The pursuer appealed and argued that the question of breach of a duty of care related to the representation made at the close of investigations and not, largely, to the investigation itself.

The appeal court was referred to the issue of assumption of responsibility for the consequences of a negligent misrepresentation, as set out in Hedley Byrne v Heller [1954] AC 465. The plaintiff argued this was outside the scope of the protection offered to the police by Hill.

The court considered that key question in deciding where that applied was:

'Does the evidence point to the conclusion that the maker of the statement has accepted or ought in the circumstances to have accepted personal responsibility for the financial consequences flowing from reliance on his statement if negligently made?'

It was held that an entitlement to recover damages may not solely be restricted to the recipient of the misrepresentations, but may also be extended to any person likely to be detrimentally affected by the recipient placing reliance on that statement.

The court further held that there would need to be evidence that the police by their conduct assumed responsibility for the allegedly negligent misstatement, before a court could conclude whether a duty existed.
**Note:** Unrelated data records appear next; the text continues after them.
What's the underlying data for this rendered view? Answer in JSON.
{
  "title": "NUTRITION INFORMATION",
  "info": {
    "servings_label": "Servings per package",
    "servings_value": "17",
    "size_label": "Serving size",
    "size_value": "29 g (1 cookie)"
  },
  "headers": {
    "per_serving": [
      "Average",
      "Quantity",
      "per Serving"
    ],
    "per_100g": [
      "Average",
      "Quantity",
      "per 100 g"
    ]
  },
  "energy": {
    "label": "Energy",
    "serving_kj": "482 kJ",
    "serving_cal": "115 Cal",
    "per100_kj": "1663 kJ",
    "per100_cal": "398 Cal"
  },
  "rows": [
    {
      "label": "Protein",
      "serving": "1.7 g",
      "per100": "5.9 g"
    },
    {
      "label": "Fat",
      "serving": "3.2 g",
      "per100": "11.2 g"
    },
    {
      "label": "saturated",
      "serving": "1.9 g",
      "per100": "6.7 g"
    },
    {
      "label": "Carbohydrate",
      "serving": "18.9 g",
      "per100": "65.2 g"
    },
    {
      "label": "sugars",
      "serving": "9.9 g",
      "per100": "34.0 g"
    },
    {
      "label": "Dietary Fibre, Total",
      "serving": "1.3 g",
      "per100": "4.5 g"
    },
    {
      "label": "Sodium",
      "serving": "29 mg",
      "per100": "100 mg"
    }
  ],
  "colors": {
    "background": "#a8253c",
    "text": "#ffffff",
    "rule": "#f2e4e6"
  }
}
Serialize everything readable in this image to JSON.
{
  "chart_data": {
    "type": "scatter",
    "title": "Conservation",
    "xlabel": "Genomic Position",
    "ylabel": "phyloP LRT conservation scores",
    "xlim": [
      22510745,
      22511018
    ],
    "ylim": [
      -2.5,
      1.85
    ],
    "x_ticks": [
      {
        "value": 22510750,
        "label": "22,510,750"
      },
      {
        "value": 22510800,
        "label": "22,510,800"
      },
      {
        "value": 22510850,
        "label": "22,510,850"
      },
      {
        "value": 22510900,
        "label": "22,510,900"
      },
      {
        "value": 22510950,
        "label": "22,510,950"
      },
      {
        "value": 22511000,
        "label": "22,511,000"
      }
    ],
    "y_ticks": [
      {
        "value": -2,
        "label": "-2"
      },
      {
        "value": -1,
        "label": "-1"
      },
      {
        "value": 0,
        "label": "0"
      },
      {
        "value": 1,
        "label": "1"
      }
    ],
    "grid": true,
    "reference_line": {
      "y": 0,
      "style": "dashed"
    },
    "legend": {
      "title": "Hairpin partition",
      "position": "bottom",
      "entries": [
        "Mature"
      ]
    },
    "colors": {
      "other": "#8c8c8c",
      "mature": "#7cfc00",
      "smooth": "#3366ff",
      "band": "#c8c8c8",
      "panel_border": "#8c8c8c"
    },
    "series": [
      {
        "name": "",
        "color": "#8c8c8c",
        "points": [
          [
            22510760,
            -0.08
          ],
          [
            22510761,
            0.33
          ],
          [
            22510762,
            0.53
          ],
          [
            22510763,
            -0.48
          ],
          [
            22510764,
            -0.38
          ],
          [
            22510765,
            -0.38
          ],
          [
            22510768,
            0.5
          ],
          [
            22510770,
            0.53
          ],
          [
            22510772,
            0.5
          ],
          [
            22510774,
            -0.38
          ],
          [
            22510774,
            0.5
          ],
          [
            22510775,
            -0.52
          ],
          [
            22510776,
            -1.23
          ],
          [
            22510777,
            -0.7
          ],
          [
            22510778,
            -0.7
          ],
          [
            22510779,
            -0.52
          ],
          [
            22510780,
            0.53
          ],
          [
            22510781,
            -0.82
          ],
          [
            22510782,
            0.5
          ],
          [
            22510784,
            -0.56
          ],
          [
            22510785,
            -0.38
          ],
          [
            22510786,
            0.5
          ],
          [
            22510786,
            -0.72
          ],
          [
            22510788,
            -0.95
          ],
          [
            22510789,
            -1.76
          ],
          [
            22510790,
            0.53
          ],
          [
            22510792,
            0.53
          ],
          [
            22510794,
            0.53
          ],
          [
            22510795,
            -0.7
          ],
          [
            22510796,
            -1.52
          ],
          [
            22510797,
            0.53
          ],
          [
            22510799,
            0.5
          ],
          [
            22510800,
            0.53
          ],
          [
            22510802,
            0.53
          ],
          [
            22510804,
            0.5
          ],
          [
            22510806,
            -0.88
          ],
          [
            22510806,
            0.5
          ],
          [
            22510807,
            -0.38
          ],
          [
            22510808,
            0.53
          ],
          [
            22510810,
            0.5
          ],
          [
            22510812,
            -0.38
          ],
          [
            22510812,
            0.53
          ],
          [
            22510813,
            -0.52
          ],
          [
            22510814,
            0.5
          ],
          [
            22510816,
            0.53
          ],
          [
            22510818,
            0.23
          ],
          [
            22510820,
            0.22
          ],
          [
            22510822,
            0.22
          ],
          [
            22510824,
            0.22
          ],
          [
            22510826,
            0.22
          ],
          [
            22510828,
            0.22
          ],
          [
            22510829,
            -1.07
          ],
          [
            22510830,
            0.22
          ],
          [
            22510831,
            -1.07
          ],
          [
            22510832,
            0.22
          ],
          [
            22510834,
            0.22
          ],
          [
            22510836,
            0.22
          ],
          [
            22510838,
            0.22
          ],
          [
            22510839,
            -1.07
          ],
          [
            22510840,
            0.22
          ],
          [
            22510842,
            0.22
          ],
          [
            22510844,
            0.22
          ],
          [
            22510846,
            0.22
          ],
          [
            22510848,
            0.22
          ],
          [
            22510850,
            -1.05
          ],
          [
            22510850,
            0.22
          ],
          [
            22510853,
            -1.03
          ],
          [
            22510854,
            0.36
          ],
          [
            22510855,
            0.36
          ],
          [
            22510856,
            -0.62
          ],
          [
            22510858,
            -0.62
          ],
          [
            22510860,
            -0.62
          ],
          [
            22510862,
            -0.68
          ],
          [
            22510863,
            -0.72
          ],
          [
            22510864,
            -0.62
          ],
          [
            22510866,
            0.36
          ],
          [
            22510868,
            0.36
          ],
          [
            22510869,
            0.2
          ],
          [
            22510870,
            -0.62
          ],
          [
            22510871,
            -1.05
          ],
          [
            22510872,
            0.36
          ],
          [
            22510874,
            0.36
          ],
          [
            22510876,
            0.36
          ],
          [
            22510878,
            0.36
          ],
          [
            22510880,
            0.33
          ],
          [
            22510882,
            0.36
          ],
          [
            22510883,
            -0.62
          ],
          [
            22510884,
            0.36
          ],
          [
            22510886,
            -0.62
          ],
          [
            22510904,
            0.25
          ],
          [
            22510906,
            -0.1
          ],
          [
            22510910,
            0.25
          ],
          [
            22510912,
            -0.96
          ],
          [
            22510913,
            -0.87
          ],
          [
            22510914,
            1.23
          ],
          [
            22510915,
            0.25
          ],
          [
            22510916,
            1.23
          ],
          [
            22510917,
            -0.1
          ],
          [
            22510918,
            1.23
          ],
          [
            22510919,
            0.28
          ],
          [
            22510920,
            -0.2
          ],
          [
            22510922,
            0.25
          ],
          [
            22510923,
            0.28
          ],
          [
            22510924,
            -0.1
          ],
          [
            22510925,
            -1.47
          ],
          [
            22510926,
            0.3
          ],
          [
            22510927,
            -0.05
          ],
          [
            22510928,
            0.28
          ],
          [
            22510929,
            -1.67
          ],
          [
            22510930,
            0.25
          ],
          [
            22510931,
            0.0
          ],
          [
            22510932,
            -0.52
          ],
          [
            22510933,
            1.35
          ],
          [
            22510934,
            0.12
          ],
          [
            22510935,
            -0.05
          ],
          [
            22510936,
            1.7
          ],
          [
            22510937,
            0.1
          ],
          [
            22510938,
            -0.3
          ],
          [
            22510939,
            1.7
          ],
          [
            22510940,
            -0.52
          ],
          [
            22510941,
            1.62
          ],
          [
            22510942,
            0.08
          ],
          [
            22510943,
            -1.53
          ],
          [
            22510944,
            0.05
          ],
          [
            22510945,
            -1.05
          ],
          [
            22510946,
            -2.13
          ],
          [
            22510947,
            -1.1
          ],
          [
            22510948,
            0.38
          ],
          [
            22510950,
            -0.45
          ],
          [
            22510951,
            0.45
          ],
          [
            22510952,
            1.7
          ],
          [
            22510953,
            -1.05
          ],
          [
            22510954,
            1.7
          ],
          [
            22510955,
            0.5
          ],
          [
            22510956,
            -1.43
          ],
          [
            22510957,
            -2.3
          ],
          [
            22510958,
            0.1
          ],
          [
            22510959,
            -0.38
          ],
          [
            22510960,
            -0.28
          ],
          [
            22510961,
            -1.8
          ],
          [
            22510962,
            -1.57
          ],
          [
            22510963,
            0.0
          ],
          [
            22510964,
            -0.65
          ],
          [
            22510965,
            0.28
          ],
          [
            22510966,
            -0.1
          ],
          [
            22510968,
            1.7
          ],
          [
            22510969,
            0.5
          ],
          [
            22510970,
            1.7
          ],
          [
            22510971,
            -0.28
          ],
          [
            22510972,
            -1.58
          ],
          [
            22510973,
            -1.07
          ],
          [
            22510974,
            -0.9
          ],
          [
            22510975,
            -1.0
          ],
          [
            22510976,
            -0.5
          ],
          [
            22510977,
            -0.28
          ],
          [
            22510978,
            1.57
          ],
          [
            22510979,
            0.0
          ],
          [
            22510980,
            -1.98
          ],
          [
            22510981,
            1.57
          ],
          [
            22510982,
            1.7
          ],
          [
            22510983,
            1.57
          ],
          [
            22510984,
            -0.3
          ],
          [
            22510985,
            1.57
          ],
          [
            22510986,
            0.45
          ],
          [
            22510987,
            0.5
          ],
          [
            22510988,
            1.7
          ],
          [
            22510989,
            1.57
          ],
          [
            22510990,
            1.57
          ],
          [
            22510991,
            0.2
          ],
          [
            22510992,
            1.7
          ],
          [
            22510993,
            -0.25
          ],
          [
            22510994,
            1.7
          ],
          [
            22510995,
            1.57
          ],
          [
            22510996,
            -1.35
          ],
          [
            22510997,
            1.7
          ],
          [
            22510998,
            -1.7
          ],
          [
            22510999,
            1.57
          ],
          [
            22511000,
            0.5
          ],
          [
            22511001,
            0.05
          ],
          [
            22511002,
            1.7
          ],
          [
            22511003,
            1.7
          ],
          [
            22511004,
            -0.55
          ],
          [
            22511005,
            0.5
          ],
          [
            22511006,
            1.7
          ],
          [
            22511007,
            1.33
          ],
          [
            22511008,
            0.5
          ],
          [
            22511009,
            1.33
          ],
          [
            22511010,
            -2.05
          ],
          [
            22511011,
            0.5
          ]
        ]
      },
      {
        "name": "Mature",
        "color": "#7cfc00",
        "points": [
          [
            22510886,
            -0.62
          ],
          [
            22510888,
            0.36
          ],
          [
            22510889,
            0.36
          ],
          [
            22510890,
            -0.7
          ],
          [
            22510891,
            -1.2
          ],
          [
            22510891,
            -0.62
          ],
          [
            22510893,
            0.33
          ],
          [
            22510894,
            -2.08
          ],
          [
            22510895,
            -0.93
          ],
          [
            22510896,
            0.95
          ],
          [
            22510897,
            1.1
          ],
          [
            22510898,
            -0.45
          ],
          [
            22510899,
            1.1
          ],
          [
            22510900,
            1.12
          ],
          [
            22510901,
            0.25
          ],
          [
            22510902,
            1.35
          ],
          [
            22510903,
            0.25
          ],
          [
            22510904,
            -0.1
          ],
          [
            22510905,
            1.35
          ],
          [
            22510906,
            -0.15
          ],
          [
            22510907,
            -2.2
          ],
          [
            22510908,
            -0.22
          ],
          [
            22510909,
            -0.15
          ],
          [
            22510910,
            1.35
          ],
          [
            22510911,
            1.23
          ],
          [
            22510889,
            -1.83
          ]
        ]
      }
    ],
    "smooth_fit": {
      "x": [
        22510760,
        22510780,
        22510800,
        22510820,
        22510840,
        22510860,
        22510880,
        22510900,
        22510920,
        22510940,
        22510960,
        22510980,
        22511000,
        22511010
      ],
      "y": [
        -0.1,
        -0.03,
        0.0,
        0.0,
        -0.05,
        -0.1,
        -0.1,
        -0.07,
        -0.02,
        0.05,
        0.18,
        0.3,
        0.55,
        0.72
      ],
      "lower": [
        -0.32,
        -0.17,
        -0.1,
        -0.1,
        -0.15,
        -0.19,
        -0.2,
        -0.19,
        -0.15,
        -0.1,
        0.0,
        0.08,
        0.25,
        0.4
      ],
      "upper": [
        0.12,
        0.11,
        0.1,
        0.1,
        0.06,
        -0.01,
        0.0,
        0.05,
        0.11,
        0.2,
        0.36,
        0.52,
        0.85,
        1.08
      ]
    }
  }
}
It was noted that the police do not, as a general rule, owe a duty of care to suspects. There was no evidence of a special responsibility undertaken to this suspect.

Although it was foreseeable that if the advice given to the care home was wrong, loss would flow, the giving of a view did not constitute evidence of an intention to create such a special relationship between the police and the claimant as to create a duty of care. The court decided that the view was proffered as part of the police function of preventing crime, and so the reasoning followed in Hill should apply. It also held that, even if there was a duty, there was no evidence that there was negligence or that the duty was breached. The court held that there was no duty owed to the claimant and the appeal was accordingly dismissed.

The importance of Fegan lies in demonstrating the limits to circumstances where the courts will find a party has assumed responsibility for their negligent misstatement. At the same time it confirms that where a duty does exist a person can claim damages where a misrepresentation affects them, even if the misrepresentation is made to a third party.